How do you know you have packet loss? Have you looked at the network interface stats on your server and on your switch?
I am monitoring it with nagios, and normally I would agree that it is a network issue, but nothing else on the network is having this problem. Last time it happened, I ssh’d into the trixbox server, and it was taking several seconds to respond to each command.
Just because nothing else on the network is having problems does not mean that the NIC or switch port on your FreePBX server is not having problems. Packet loss is a network problem and you stated that you were experiencing packet loss.
What does the interface on the FreePBX system indicate. Did you do an ifconfig and look at the stats?
What was the CPU utilization (use top) on the server when you are having these issues?
trixbox is a mess, and unsupported. If you have the TBMMUNIN package installed the python script can go into a race condition.

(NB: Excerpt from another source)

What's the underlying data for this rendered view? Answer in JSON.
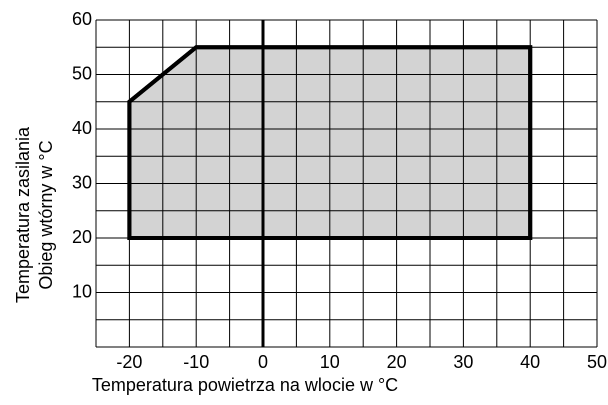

Since trixbox has not been updated in so long, and you are having problems I would start to consider a strategy to migrate to a current supported distro.
I don’t know what the cpu utilization was, because when the problem occurs the nrpe checks time out…
While I agree with the possibility of network equipment failure, there is also the possibility that if the system becomes unresponsive it will not respond to icmp requests. I did not get a look at ifconfig stats, but I’m currently running tcpdump to see if I can find anything the next time it happens.
I just had a system that was dropping calls last week. The problem turned out to be a bad NIC.